The fund set up to recapitalise Greek lenders in case of need can inject capital by buying common shares issued by the banks, Greece’s finance minister said.
Rising bad loans, sovereign debt downgrades, deposit outflows and a deepening recession have taken their toll on Greek banks, which also stand to suffer write-downs from a bond swap deal that is part of the country’s second rescue package.
Banks will have to turn to the 10-billion-euro Financial Stability Fund established under a rescue package by the European Union, International Monetary Fund and European Central Bank if their capital adequacy falls below minimum ratios set by the central bank and they cannot raise funds in the markets to beef up their equity.
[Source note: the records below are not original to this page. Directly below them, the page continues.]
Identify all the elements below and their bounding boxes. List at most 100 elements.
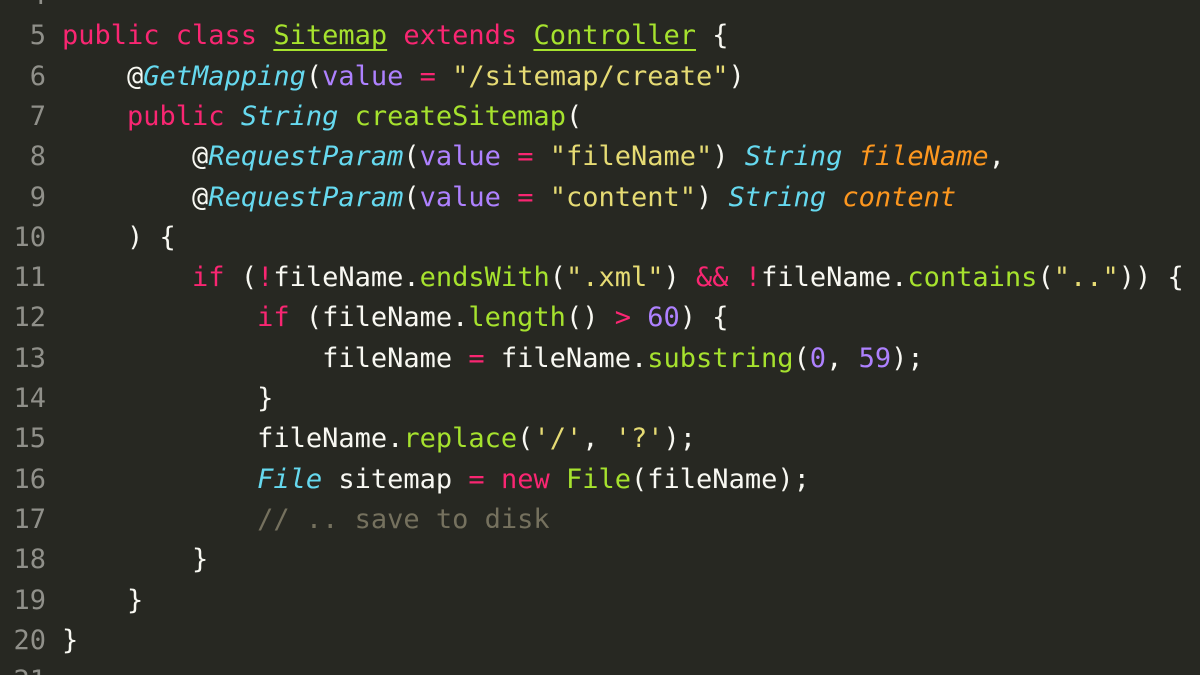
code-line[interactable]: 5 public class Sitemap extends Controller… bbox=[0, 16, 1200, 56]
code-token: > bbox=[614, 302, 631, 334]
code-text: @GetMapping(value = "/sitemap/create") bbox=[62, 57, 745, 97]
code-token: @ bbox=[62, 181, 209, 213]
code-token: () bbox=[565, 302, 615, 334]
code-text: if (!fileName.endsWith(".xml") && !fileN… bbox=[62, 258, 1184, 298]
code-line[interactable]: 12 if (fileName.length() > 60) { bbox=[0, 298, 1200, 338]
code-token: ) { bbox=[679, 302, 729, 334]
code-token: } bbox=[62, 624, 79, 656]
code-line[interactable]: 17 // .. save to disk bbox=[0, 500, 1200, 540]
line-number: 18 bbox=[13, 544, 46, 576]
code-token: String bbox=[728, 181, 827, 213]
code-token: = bbox=[403, 60, 453, 92]
code-token: , bbox=[826, 342, 859, 374]
code-token: ) bbox=[696, 181, 729, 213]
code-line[interactable]: 11 if (!fileName.endsWith(".xml") && !fi… bbox=[0, 258, 1200, 298]
code-token: ( bbox=[1037, 262, 1054, 294]
code-token: '/' bbox=[533, 423, 583, 455]
code-token: File bbox=[566, 463, 632, 495]
line-number: 20 bbox=[13, 624, 46, 656]
code-token: = bbox=[500, 141, 550, 173]
code-line[interactable]: 6 @GetMapping(value = "/sitemap/create") bbox=[0, 57, 1200, 97]
code-text: public String createSitemap( bbox=[62, 97, 582, 137]
code-line[interactable]: 8 @RequestParam(value = "fileName") Stri… bbox=[0, 137, 1200, 177]
code-token: ( bbox=[224, 262, 258, 294]
code-token: ) bbox=[712, 141, 745, 173]
code-text: if (fileName.length() > 60) { bbox=[62, 298, 729, 338]
code-line[interactable]: 21 bbox=[0, 661, 1200, 675]
line-number: 21 bbox=[0, 661, 46, 675]
code-token: = bbox=[468, 463, 485, 495]
code-token: '?' bbox=[614, 423, 664, 455]
code-line[interactable]: 7 public String createSitemap( bbox=[0, 97, 1200, 137]
code-token: = bbox=[500, 181, 550, 213]
code-token: Sitemap bbox=[273, 20, 388, 52]
code-token: } bbox=[62, 383, 274, 414]
code-line[interactable]: 13 fileName = fileName.substring(0, 59); bbox=[0, 339, 1200, 379]
line-number: 15 bbox=[13, 423, 46, 455]
code-token: ( bbox=[305, 60, 323, 92]
code-token: ( bbox=[517, 423, 534, 455]
code-token: ); bbox=[891, 342, 924, 374]
code-line[interactable]: 15 fileName.replace('/', '?'); bbox=[0, 419, 1200, 459]
code-line[interactable]: 9 @RequestParam(value = "content") Strin… bbox=[0, 178, 1200, 218]
code-token: 60 bbox=[647, 302, 680, 334]
code-token: ! bbox=[257, 262, 274, 294]
code-line[interactable]: 4 bbox=[0, 0, 1200, 16]
code-token: content bbox=[842, 181, 957, 213]
code-token: extends bbox=[387, 20, 534, 52]
code-line[interactable]: 20} bbox=[0, 621, 1200, 661]
code-line[interactable]: 19 } bbox=[0, 581, 1200, 621]
code-token: "fileName" bbox=[549, 141, 713, 173]
line-number: 6 bbox=[29, 60, 46, 92]
code-token: String bbox=[240, 100, 339, 132]
code-token: (fileName); bbox=[631, 463, 810, 495]
code-token: ( bbox=[403, 141, 420, 173]
code-line[interactable]: 18 } bbox=[0, 540, 1200, 580]
code-token: fileName bbox=[62, 342, 469, 374]
code-token: substring bbox=[647, 342, 794, 374]
code-token: "/sitemap/create" bbox=[452, 60, 729, 92]
code-token: public class bbox=[62, 20, 274, 52]
code-text: fileName.replace('/', '?'); bbox=[62, 419, 696, 459]
code-token: ".xml" bbox=[565, 262, 664, 294]
line-number: 7 bbox=[29, 100, 46, 132]
code-token: contains bbox=[907, 262, 1038, 294]
code-line[interactable]: 16 File sitemap = new File(fileName); bbox=[0, 460, 1200, 500]
code-token: ".." bbox=[1053, 262, 1119, 294]
code-token: @ bbox=[62, 141, 209, 173]
code-editor[interactable]: 4 5 public class Sitemap extends Controlle… bbox=[0, 0, 1200, 675]
code-text: } bbox=[62, 540, 208, 580]
code-token: if bbox=[62, 262, 225, 294]
code-token: ( bbox=[565, 100, 583, 132]
line-number: 9 bbox=[29, 181, 46, 213]
line-number: 10 bbox=[13, 221, 46, 253]
code-text: fileName = fileName.substring(0, 59); bbox=[62, 339, 924, 379]
line-number: 13 bbox=[13, 342, 46, 374]
code-text: @RequestParam(value = "content") String … bbox=[62, 178, 956, 218]
code-token: } bbox=[62, 584, 144, 616]
code-line[interactable]: 14 } bbox=[0, 379, 1200, 419]
line-number: 8 bbox=[29, 141, 46, 173]
code-token: length bbox=[468, 302, 566, 334]
code-token: , bbox=[582, 423, 615, 455]
code-token: value bbox=[419, 141, 501, 173]
code-token: // .. save to disk bbox=[62, 503, 550, 535]
code-token: fileName bbox=[858, 141, 989, 173]
code-token: RequestParam bbox=[208, 181, 404, 213]
code-token: ( bbox=[549, 262, 566, 294]
code-token: if bbox=[62, 302, 290, 334]
code-token: RequestParam bbox=[208, 141, 404, 173]
code-token: } bbox=[62, 544, 209, 576]
code-token: ! bbox=[744, 262, 762, 294]
code-line[interactable]: 10 ) { bbox=[0, 218, 1200, 258]
code-token: ( bbox=[403, 181, 420, 213]
code-text: } bbox=[62, 379, 273, 419]
code-token: { bbox=[696, 20, 729, 52]
code-text: ) { bbox=[62, 218, 176, 258]
code-token: fileName. bbox=[761, 262, 908, 294]
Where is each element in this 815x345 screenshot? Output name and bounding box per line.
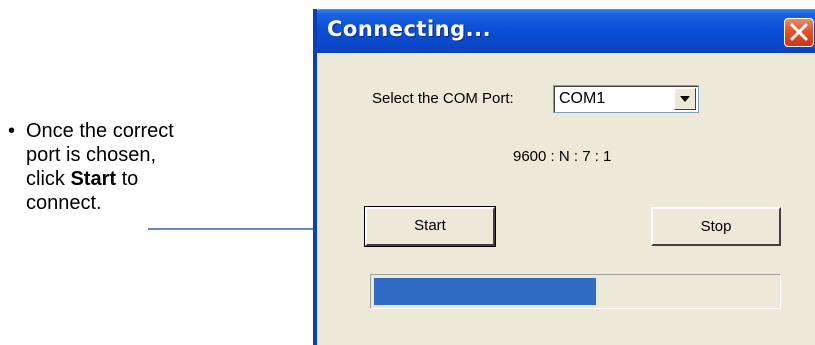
connection-progress-bar [370, 274, 781, 309]
callout-line-3: click Start to [8, 167, 248, 191]
dropdown-button[interactable] [674, 88, 696, 110]
instruction-callout: • Once the correct port is chosen, click … [8, 119, 248, 215]
dialog-body: Select the COM Port: COM1 9600 : N : 7 :… [317, 53, 815, 345]
window-title: Connecting... [327, 17, 492, 41]
callout-line-4: connect. [26, 192, 102, 214]
chevron-down-icon [680, 96, 690, 102]
close-icon [790, 23, 808, 41]
screenshot-stage: • Once the correct port is chosen, click … [0, 0, 815, 345]
bullet-icon: • [8, 120, 16, 142]
com-port-value: COM1 [559, 90, 606, 107]
callout-text-3b: to [116, 168, 139, 190]
com-port-label: Select the COM Port: [372, 90, 514, 107]
stop-button[interactable]: Stop [651, 207, 781, 246]
com-port-select[interactable]: COM1 [553, 85, 699, 113]
serial-settings-text: 9600 : N : 7 : 1 [513, 148, 612, 165]
connecting-dialog: Connecting... Select the COM Port: COM1 … [313, 9, 815, 345]
start-button[interactable]: Start [364, 206, 496, 247]
callout-line-2: port is chosen, [26, 144, 157, 166]
title-bar[interactable]: Connecting... [317, 9, 815, 53]
close-button[interactable] [784, 18, 814, 47]
callout-text-3a: click [26, 168, 71, 190]
callout-text-1: Once the correct [26, 120, 174, 142]
progress-fill [374, 278, 596, 305]
callout-start-emphasis: Start [70, 168, 117, 190]
callout-line-1: • Once the correct [8, 119, 248, 143]
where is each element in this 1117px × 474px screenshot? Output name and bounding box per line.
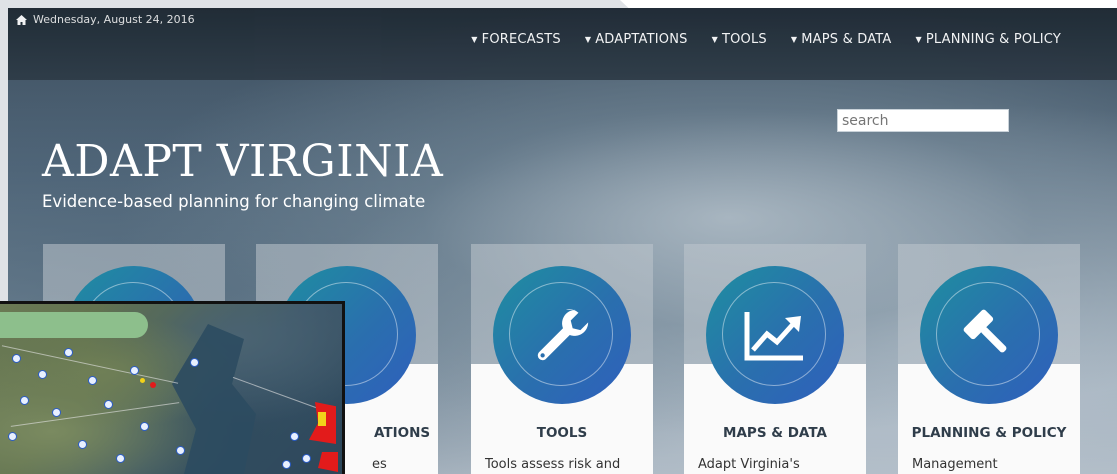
map-marker[interactable] bbox=[20, 396, 29, 405]
map-marker[interactable] bbox=[176, 446, 185, 455]
caret-down-icon: ▼ bbox=[711, 35, 718, 44]
main-nav: ▼ FORECASTS ▼ ADAPTATIONS ▼ TOOLS ▼ MAPS… bbox=[471, 32, 1061, 47]
map-flood-zone bbox=[318, 412, 326, 426]
nav-label: TOOLS bbox=[721, 32, 767, 47]
date-row: Wednesday, August 24, 2016 bbox=[16, 13, 195, 26]
card-text: Tools assess risk and bbox=[485, 457, 621, 472]
map-marker[interactable] bbox=[52, 408, 61, 417]
card-title: MAPS & DATA bbox=[723, 425, 827, 441]
map-flood-zone bbox=[318, 452, 338, 472]
nav-forecasts[interactable]: ▼ FORECASTS bbox=[471, 32, 561, 47]
caret-down-icon: ▼ bbox=[915, 35, 922, 44]
top-bar: Wednesday, August 24, 2016 ▼ FORECASTS ▼… bbox=[8, 8, 1117, 80]
map-marker[interactable] bbox=[130, 366, 139, 375]
nav-tools[interactable]: ▼ TOOLS bbox=[712, 32, 767, 47]
card-text: Adapt Virginia's bbox=[698, 457, 800, 472]
map-marker[interactable] bbox=[64, 348, 73, 357]
card-text: Management bbox=[912, 457, 998, 472]
nav-adaptations[interactable]: ▼ ADAPTATIONS bbox=[585, 32, 688, 47]
nav-maps-data[interactable]: ▼ MAPS & DATA bbox=[791, 32, 892, 47]
nav-label: MAPS & DATA bbox=[801, 32, 892, 47]
current-date: Wednesday, August 24, 2016 bbox=[33, 13, 195, 26]
nav-label: ADAPTATIONS bbox=[595, 32, 688, 47]
trend-chart-icon bbox=[744, 312, 803, 361]
card-planning-policy[interactable]: PLANNING & POLICY Management bbox=[898, 244, 1080, 474]
map-marker[interactable] bbox=[8, 432, 17, 441]
nav-label: FORECASTS bbox=[481, 32, 561, 47]
caret-down-icon: ▼ bbox=[790, 35, 798, 44]
gavel-icon-circle bbox=[920, 266, 1058, 404]
caret-down-icon: ▼ bbox=[471, 35, 478, 44]
map-marker[interactable] bbox=[78, 440, 87, 449]
site-title: ADAPT VIRGINIA bbox=[42, 136, 444, 187]
map-marker[interactable] bbox=[104, 400, 113, 409]
map-marker[interactable] bbox=[282, 460, 291, 469]
gavel-icon bbox=[963, 309, 1007, 353]
map-marker[interactable] bbox=[140, 422, 149, 431]
map-road bbox=[10, 402, 180, 427]
map-point-yellow bbox=[140, 378, 145, 383]
nav-label: PLANNING & POLICY bbox=[925, 32, 1061, 47]
map-marker[interactable] bbox=[290, 432, 299, 441]
map-inset[interactable] bbox=[0, 301, 345, 474]
map-marker[interactable] bbox=[302, 454, 311, 463]
wrench-icon bbox=[537, 309, 589, 361]
map-label-bar bbox=[0, 312, 148, 338]
card-title: TOOLS bbox=[536, 425, 588, 441]
trend-chart-icon-circle bbox=[706, 266, 844, 404]
home-icon[interactable] bbox=[16, 14, 27, 25]
map-marker[interactable] bbox=[38, 370, 47, 379]
map-marker[interactable] bbox=[116, 454, 125, 463]
map-marker[interactable] bbox=[190, 358, 199, 367]
search-input[interactable] bbox=[837, 109, 1009, 132]
map-marker[interactable] bbox=[12, 354, 21, 363]
nav-planning-policy[interactable]: ▼ PLANNING & POLICY bbox=[916, 32, 1061, 47]
map-point-red bbox=[150, 382, 156, 388]
caret-down-icon: ▼ bbox=[584, 35, 592, 44]
card-title: PLANNING & POLICY bbox=[911, 425, 1067, 441]
card-tools[interactable]: TOOLS Tools assess risk and bbox=[471, 244, 653, 474]
card-maps-data[interactable]: MAPS & DATA Adapt Virginia's bbox=[684, 244, 866, 474]
site-subtitle: Evidence-based planning for changing cli… bbox=[42, 192, 426, 211]
wrench-icon-circle bbox=[493, 266, 631, 404]
map-marker[interactable] bbox=[88, 376, 97, 385]
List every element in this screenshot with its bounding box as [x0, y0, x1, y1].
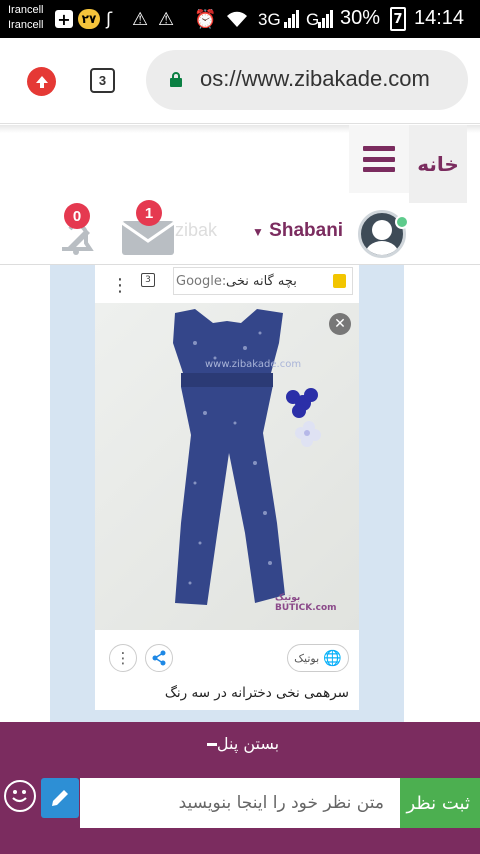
carrier-labels: Irancell Irancell [8, 3, 43, 33]
smiley-icon [12, 790, 27, 803]
pencil-icon [52, 790, 68, 806]
flower-decoration [286, 388, 321, 447]
mini-kebab-icon: ⋮ [111, 275, 129, 296]
mini-lock-icon [333, 274, 346, 288]
close-photo-icon[interactable]: ✕ [329, 313, 351, 335]
carrier-2: Irancell [8, 19, 44, 31]
battery-percent: 30% [340, 7, 381, 29]
submit-comment-button[interactable]: ثبت نظر [400, 778, 480, 828]
comment-panel: بستن پنل ثبت نظر [0, 722, 480, 854]
source-chip[interactable]: بوتیک 🌐 [287, 644, 349, 672]
more-vert-icon: ⋮ [115, 649, 131, 667]
emoji-button[interactable] [4, 780, 36, 812]
clock: 14:14 [414, 7, 465, 29]
source-label: بوتیک [294, 651, 320, 665]
home-link[interactable]: خانه [409, 125, 467, 203]
post-caption: سرهمی نخی دخترانه در سه رنگ [164, 685, 349, 701]
comment-input[interactable] [80, 778, 400, 828]
close-panel-button[interactable]: بستن پنل [0, 734, 480, 753]
url-text: os://www.zibakade.com [200, 66, 430, 91]
battery-icon: 7 [390, 7, 406, 31]
share-icon [152, 650, 166, 666]
browser-toolbar: 3 os://www.zibakade.com [0, 38, 480, 124]
username: Shabani [269, 220, 344, 241]
alarm-icon: ⏰ [194, 8, 217, 30]
close-panel-label: بستن پنل [216, 734, 280, 753]
warning-icon: ⚠ [132, 8, 149, 30]
tab-switcher-button[interactable]: 3 [90, 68, 115, 93]
minus-icon [206, 743, 217, 746]
mini-tab-count: 3 [141, 273, 155, 287]
warning-icon-2: ⚠ [158, 8, 175, 30]
signal-icon-2 [318, 8, 334, 30]
menu-button[interactable] [349, 125, 409, 193]
mini-search-query: بچه گانه نخی [226, 274, 297, 289]
status-bar: Irancell Irancell + ۲۷ ʃ ⚠ ⚠ ⏰ 3G G 30% … [0, 0, 480, 38]
photo-logo: بوتیک BUTICK.com [275, 593, 337, 613]
share-button[interactable] [145, 644, 173, 672]
swirl-notification-icon: ʃ [106, 8, 113, 30]
carrier-1: Irancell [8, 4, 44, 16]
caret-down-icon: ▼ [252, 225, 264, 239]
signal-icon-1 [284, 8, 300, 30]
post-card: ⋮ 3 Google: بچه گانه نخی www.zibakade.co… [95, 265, 359, 710]
arrow-up-icon [35, 75, 48, 88]
messages-badge: 1 [136, 200, 162, 226]
header-watermark: zibak [175, 220, 218, 240]
mini-search-bar: Google: بچه گانه نخی [173, 267, 353, 295]
lock-icon [170, 72, 182, 87]
network-type-1: 3G [258, 10, 281, 29]
online-status-dot [395, 215, 409, 229]
notification-count-badge: ۲۷ [78, 9, 100, 29]
notification-badge: 0 [64, 203, 90, 229]
post-actions: ⋮ بوتیک 🌐 [95, 640, 359, 680]
mini-search-prefix: Google: [176, 274, 227, 289]
more-options-button[interactable]: ⋮ [109, 644, 137, 672]
wifi-icon [224, 8, 250, 30]
photo-watermark: www.zibakade.com [205, 359, 301, 370]
plus-notification-icon: + [55, 10, 73, 29]
jumpsuit-image: www.zibakade.com [173, 309, 321, 605]
globe-icon: 🌐 [323, 649, 342, 667]
browser-home-button[interactable] [27, 67, 56, 96]
user-menu-toggle[interactable]: ▼ Shabani [252, 220, 343, 242]
hamburger-icon [363, 146, 395, 172]
edit-button[interactable] [41, 778, 79, 818]
url-field[interactable]: os://www.zibakade.com [146, 50, 468, 110]
product-photo[interactable]: www.zibakade.com ✕ بوتیک BUTICK.com [95, 303, 359, 630]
The EU/IMF/ECB “memorandum stipulates clearly that this (fund’s capital injection) is done via common shares,” Greek Finance Minister Evangelos Venizelos told reporters after a cabinet meeting.
The Bank of Greece, the country’s central bank, has told banks they will have to maintain a Core Tier 1 ratio of 10 per cent from January 2012.
The stability fund is part of the 110 billion euro emergency loan package that Greece secured from the IMF and its eurozone partners in May last year to avoid default. As an owner of common voting shares once it intervenes, the fund can force banks to restructure.
Greece has appointed a seven-member board to run the stability fund, headed by a former deputy central bank governor.
The stability fund, which will operate for seven years, reports semi-annually to the ECB, the European executive and Greece’s parliament, as agreed with the IMF and the eurozone.